When Israel traveled in the wilderness the Lord manifested his glory as a pillar of fire by night and a cloud by day (Exodus 13:21-22). After the wilderness tabernacle was dedicated this same cloud of glory filled it (40: 34-35). This glory was present, accompanied, and led the people of Israel in all their wanderings (40:36-37) “For the cloud of the Lord was upon the tabernacle by day, and fire was on it by night, in the sight of all the house of Israel, throughout all their journeys” (Exodus 40:34-38). On the day Solomon dedicated the temple at Jerusalem the cloud of the Lord’s glory again filled the temple (1 Kings 8:10-11) and was thereafter thought to abide there. Lehi’s contemporary Ezekiel would see in vision how the Lord’s glory which dwelt at the Jerusalem temple would depart from that house and the city because of the wickedness and abominations of the people, shortly before its destruction (Ezekiel 10:4, 18).
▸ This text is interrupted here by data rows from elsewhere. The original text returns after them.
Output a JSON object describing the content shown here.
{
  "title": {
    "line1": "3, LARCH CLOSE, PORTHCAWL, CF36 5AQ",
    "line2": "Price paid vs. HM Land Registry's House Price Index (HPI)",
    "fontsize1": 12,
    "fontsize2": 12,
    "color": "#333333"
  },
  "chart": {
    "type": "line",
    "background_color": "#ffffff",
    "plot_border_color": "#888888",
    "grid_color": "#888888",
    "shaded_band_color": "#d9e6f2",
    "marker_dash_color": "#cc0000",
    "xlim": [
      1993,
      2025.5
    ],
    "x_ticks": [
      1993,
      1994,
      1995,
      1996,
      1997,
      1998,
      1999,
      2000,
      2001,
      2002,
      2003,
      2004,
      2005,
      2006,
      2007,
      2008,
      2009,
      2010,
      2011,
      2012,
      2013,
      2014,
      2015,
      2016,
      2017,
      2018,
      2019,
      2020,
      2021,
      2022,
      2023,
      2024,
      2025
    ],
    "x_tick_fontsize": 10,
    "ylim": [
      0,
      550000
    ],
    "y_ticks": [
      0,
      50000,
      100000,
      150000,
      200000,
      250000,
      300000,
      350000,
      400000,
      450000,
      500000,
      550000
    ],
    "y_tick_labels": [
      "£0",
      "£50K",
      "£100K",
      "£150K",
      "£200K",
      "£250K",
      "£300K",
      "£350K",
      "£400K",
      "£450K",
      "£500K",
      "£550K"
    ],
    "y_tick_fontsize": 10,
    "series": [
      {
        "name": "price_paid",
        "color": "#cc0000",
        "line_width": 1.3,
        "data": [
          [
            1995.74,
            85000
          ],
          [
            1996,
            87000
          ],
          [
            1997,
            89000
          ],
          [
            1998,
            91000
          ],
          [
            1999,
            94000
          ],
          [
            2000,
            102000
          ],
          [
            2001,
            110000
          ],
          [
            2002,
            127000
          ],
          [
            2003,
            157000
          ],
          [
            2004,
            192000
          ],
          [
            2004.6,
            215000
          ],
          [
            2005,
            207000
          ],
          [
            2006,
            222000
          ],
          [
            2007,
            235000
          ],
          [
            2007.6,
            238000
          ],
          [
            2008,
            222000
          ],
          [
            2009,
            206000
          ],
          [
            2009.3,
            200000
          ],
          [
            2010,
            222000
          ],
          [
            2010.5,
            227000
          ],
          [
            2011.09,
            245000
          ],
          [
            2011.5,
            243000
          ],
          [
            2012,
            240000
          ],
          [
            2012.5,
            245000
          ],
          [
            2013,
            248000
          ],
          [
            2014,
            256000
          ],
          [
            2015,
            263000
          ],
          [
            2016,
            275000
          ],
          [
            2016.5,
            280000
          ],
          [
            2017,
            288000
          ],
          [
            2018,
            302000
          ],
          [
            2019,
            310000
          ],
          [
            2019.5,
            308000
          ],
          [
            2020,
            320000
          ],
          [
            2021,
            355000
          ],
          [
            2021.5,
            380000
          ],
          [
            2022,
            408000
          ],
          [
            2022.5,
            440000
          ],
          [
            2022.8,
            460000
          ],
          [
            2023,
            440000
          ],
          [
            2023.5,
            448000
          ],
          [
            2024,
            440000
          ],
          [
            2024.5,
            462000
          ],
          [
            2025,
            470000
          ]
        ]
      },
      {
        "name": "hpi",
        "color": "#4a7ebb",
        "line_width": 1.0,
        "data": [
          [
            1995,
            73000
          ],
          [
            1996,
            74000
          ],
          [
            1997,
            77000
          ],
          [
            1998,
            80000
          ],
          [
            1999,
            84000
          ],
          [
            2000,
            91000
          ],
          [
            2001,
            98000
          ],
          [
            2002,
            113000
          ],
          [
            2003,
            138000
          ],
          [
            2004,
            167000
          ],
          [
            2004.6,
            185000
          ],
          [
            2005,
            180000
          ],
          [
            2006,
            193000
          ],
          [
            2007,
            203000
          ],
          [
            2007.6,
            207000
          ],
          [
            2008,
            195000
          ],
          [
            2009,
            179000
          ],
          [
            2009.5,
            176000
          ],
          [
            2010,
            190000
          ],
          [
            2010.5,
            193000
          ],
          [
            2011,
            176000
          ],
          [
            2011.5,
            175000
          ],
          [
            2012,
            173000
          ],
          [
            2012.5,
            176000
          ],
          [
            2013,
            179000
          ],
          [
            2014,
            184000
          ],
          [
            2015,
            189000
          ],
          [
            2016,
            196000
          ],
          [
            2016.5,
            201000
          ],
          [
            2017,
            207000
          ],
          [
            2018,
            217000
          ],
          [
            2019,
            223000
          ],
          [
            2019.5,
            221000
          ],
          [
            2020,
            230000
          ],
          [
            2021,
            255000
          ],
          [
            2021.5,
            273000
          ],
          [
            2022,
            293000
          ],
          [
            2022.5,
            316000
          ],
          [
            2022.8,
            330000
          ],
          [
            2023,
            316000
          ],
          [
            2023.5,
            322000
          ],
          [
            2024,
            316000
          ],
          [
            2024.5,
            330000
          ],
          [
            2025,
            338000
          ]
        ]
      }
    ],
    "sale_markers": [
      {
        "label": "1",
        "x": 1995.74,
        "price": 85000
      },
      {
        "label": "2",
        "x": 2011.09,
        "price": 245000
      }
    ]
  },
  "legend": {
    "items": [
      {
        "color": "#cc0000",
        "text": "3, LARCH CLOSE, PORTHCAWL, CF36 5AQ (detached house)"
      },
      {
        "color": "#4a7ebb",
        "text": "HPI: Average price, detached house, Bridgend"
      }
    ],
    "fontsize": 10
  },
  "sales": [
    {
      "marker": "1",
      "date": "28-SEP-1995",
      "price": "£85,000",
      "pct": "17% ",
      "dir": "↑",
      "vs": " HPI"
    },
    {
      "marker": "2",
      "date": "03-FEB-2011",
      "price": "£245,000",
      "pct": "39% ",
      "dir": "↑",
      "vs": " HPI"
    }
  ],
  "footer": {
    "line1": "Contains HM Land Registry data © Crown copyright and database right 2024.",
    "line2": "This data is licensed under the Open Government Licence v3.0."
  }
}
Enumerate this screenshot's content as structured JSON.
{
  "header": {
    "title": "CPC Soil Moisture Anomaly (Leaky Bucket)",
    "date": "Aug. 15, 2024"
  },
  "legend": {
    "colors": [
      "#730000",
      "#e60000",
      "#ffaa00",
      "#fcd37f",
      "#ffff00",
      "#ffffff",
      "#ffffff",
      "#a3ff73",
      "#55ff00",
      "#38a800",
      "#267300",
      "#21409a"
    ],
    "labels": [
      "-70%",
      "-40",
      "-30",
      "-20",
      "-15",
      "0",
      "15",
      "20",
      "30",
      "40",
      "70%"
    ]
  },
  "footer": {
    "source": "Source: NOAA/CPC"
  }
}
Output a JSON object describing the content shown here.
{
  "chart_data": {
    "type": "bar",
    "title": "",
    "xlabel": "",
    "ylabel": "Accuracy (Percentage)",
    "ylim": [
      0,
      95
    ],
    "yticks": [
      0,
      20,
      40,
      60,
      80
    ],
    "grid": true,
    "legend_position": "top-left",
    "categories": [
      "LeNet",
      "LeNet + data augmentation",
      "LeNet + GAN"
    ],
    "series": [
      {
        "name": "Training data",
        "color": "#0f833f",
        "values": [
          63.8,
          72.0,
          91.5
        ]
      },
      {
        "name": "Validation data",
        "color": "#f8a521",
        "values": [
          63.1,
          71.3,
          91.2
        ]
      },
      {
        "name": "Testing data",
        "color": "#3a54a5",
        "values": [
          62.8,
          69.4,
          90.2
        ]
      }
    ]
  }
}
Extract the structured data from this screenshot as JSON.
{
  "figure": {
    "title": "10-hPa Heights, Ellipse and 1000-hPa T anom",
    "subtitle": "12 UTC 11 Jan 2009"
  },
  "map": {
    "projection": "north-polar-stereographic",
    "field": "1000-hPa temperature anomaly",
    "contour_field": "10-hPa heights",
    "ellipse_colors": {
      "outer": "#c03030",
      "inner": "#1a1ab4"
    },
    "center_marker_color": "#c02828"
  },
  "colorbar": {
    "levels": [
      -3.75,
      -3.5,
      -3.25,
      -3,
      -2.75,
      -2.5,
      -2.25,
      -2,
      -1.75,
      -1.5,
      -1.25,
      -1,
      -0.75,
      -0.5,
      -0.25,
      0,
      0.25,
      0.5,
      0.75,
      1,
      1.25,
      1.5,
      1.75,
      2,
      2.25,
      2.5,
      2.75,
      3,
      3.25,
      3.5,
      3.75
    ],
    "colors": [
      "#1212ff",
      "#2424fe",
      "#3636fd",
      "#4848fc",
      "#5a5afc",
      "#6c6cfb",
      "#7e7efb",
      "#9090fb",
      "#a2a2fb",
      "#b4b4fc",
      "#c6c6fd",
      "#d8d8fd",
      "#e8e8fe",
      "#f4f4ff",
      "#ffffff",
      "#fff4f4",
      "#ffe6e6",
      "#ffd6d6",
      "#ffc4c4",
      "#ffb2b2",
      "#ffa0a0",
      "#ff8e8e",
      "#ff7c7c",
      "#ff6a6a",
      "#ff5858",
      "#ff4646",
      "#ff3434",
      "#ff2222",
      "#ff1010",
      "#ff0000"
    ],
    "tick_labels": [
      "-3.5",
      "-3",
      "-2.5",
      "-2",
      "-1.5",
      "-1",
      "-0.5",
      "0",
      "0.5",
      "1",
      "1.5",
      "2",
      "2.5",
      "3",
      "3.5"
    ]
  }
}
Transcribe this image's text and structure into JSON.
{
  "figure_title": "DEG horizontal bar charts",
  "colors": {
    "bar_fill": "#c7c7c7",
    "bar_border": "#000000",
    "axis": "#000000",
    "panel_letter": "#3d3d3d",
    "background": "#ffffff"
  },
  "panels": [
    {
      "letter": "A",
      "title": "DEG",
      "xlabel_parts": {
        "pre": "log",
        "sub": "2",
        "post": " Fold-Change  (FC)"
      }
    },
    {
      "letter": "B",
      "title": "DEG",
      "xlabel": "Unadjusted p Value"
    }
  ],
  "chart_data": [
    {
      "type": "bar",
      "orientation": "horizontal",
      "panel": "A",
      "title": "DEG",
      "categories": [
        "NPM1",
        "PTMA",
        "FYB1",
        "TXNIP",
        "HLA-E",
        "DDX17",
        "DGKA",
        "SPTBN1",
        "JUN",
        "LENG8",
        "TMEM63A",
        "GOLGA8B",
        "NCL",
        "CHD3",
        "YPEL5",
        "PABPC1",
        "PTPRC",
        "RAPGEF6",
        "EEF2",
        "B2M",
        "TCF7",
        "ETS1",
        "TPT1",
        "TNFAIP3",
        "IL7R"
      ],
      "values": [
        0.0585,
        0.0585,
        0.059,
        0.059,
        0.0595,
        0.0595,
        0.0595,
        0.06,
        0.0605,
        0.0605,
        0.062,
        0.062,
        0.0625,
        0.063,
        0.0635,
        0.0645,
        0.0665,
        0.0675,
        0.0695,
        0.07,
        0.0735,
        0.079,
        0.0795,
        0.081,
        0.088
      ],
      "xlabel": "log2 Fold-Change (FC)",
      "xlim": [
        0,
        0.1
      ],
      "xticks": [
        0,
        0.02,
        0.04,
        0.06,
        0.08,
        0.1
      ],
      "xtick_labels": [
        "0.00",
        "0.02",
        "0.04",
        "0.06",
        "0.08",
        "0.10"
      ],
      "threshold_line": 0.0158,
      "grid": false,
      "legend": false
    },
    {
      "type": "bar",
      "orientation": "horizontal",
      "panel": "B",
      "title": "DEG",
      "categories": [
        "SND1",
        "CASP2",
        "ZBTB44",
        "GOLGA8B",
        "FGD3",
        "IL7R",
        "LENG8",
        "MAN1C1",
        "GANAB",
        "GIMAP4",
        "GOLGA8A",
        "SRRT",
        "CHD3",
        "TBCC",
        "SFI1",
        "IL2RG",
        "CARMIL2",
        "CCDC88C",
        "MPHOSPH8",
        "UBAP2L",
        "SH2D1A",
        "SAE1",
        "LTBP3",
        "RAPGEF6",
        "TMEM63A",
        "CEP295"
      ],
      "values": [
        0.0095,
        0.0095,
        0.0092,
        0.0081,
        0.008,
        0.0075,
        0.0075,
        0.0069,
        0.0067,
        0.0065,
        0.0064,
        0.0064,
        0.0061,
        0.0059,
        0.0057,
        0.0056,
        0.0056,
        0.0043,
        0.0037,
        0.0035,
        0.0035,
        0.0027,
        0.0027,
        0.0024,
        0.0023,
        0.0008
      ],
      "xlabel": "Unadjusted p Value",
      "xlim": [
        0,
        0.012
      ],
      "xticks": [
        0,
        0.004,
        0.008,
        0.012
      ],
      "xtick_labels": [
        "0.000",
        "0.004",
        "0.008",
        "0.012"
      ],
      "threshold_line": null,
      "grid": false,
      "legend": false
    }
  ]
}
The pillar of fire was manifest by night during the Exodus suggesting that Lehi experienced his first vision in the night as well. Bill Hamblin in his thoughtful notes on 1 Nephi has suggested that this may have happened as he prayed in the temple and that this was a temple theophany. What I find interesting, however, is that Lehi encounters the pillar of fire, “as he went forth” (1 Nephi 1:5) and after this experience “he returned to his own house at Jerusalem” (1:7). That may indicate that Lehi's vision occurs somewhere outside Jerusalem to which he later returns. If so, the implications would be significant: The Lord’s glory, signified by the pillar of fire, had or would shortly depart leaving the unrepentant of the city and their temple to destruction.